MY HEART Written and illustrated by Corinna Luyken (Dial Books for Young Readers; $17.99, Ages 4-8)
Author-illustrator Corinna Luyken’srhyming picture book, My Heart, about perseverance through difficult emotional times, will resonate with readers. The spare lyrical text explains what can happen to a heart: “some days it is cloudy and heavy with rain” or “it’s a whisper that can barely be heard.”
Details make this book special. On the cover, a golden heart-shaped flower glows hopefully as a girl tends it. The story’s carefully chosen evocative words and yellow-accented black-and-white images set the differing moods. Kids of varying ages and backgrounds depict our universal feelings.
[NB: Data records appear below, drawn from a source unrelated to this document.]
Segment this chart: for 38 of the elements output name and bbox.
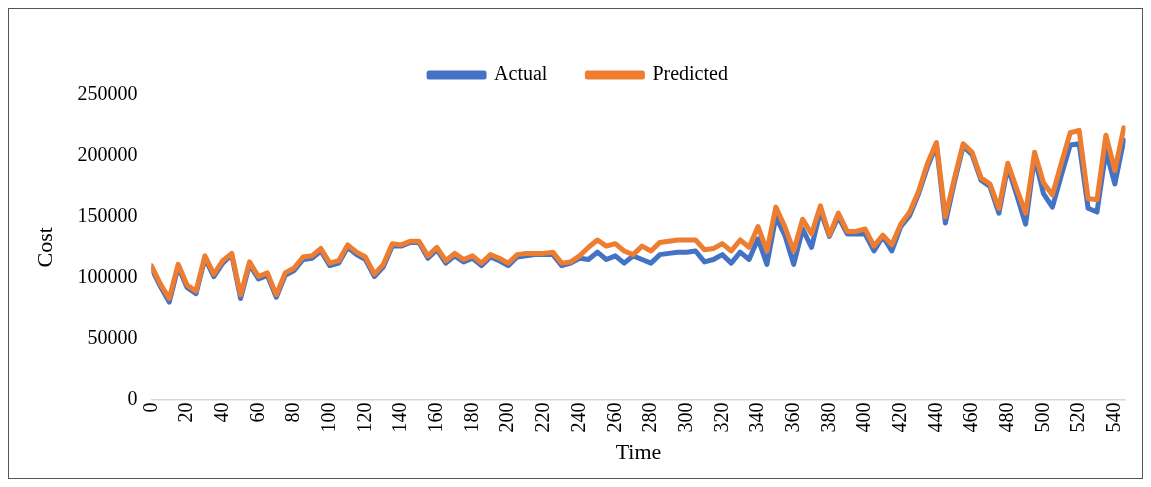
x-tick-label: 340: [745, 402, 768, 433]
x-tick-label: 480: [995, 402, 1018, 433]
x-tick-label: 420: [888, 402, 910, 433]
x-tick-label: 360: [780, 402, 803, 433]
legend-label: Actual: [494, 62, 548, 85]
x-tick-label: 120: [352, 402, 375, 433]
x-tick-label: 320: [709, 402, 732, 433]
x-tick-label: 520: [1066, 402, 1089, 433]
y-tick-label: 50000: [87, 325, 138, 348]
x-tick-label: 20: [174, 402, 197, 423]
y-tick-label: 250000: [77, 82, 138, 105]
x-tick-label: 260: [602, 402, 625, 433]
x-tick-label: 440: [923, 402, 946, 433]
x-tick-label: 220: [531, 402, 554, 433]
y-axis-title: Cost: [31, 227, 57, 268]
x-tick-label: 300: [673, 402, 696, 433]
x-tick-label: 460: [959, 402, 982, 433]
x-tick-label: 180: [459, 402, 482, 433]
x-tick-label: 140: [388, 402, 411, 433]
y-tick-label: 200000: [77, 143, 138, 166]
x-tick-label: 160: [424, 402, 447, 433]
x-tick-label: 80: [281, 402, 304, 423]
y-tick-label: 150000: [77, 204, 138, 227]
x-tick-label: 400: [852, 402, 875, 433]
legend-label: Predicted: [652, 62, 728, 85]
x-tick-label: 40: [210, 402, 233, 423]
x-tick-label: 240: [566, 402, 589, 433]
x-tick-label: 100: [317, 402, 340, 433]
x-tick-label: 500: [1030, 402, 1053, 433]
x-tick-label: 280: [638, 402, 661, 433]
x-tick-label: 380: [816, 402, 839, 433]
y-tick-label: 0: [127, 386, 138, 409]
x-tick-label: 200: [495, 402, 518, 433]
x-tick-label: 0: [138, 402, 161, 413]
x-axis-title: Time: [615, 438, 662, 464]
y-tick-label: 100000: [77, 265, 138, 288]
x-tick-label: 60: [245, 402, 268, 423]
x-tick-label: 540: [1102, 402, 1125, 433]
If you look closely, each page has hidden heart-shaped images. From a playground slide and a puddle, to constellations and leaves. Love Luyken’s stunning artwork? Check under the cover for a bonus illustration.
This book can cheer someone up or just let them know you love them. A heart can experience myriad things, and “a heart that is closed can still open again.”
★Starred Review – Kirkus Reviews, School Library Journal
I know, I know, there are SO many Sandra Boynton books that beg to be read aloud including Moo, Baa, La La La!, The Going to Bed Book, Barnyard Dance!and Blue Hat, Green Hat, in fact I still can recite many of them after first reading them over 20 years ago. But Hippos Go Berserk!has a special place in my heart because both my children adored it and would not let me donate it when they grew too old for picture books. My copy is from 1996 although the book was first published in 1977.
When I think about what makes a story great to read aloud, I think about readability. Is the story easy for a parent, teacher, caregiver or child to read or do words slow them down? Can people take turns reading or pretending to be the characters? Are the pictures depicting some readily understood interpretation of the text? Does the book make you feel good when reading it? Is there fun repetition or engaging language? Can kids anticipate what comes next? Anyone looking at me reading Hippos Go Berserk!, even as an adult, will see a huge grin appear on my face after turning from page one to page two.
“One hippo, all alone, (page one) calls two hippos (page two) on the phone.” (page three)
So simple you may think, but the artwork Boynton’s created speaks volumes. First there’s a sad, lonely hippo on page one who decides to make a phone call to two friends. The mood of the story changes with just a flip of the page! Things are looking up. The bonus is that it’s also a counting story which will hook kids who are eager to see where Boynton is taking the tale. Her hippos’ eyes and posture convey such a range of emotion that youngsters will want to linger on every page to make their assessment of everyone the hippo has invited and NOT invited over. The illustration of five hippos that arrive overdressed cracks me up every time I see it. Will they be invited in to join the other guests? Are they too posh for the crowd or will they fit right in? Help kids count how many hippos have come over, and they’ll be amazed how quickly the initial two friends who were called have now multiplied. Soon word is getting out that a cool party is underway and a big reason why eight hippos sneak in the back. Seeing them tiptoe softly, with one trying not to giggle too loudly, is part of Boynton’s brilliance. Until at last …
ALL THE HIPPOS GO BERSERK!
The letters are deliberately in all caps, and the bold type invites readers to use an outside voice. The scene is wild. The joint is jumping and hippos everywhere are having a blast, except maybe the ones hired to serve the hors d’oeuvres. With so much zaniness going on, Hippos Go Berserk! will be read over and over again, each time with some new discovery being made in the party spread. Soon kids will know the story by heart, helped by the rollicking rhyme and whimsical artwork. The all-night party must come to an end and before you know it even “The last two hippos go their way.” Somehow though, readers aren’t disappointed because there’s hope that the lone hippo, sitting by the phone just like when the book began, will inevitably pick up the receiver and make another call.
I don’t know if, all those years ago when I first read Hippos Go Berserk!to my children, I knew that Boynton wrote this delightful story when she was a student at the Yale School of Drama, but now I completely understand why her hippos are so darn dramatic not to mention adorable!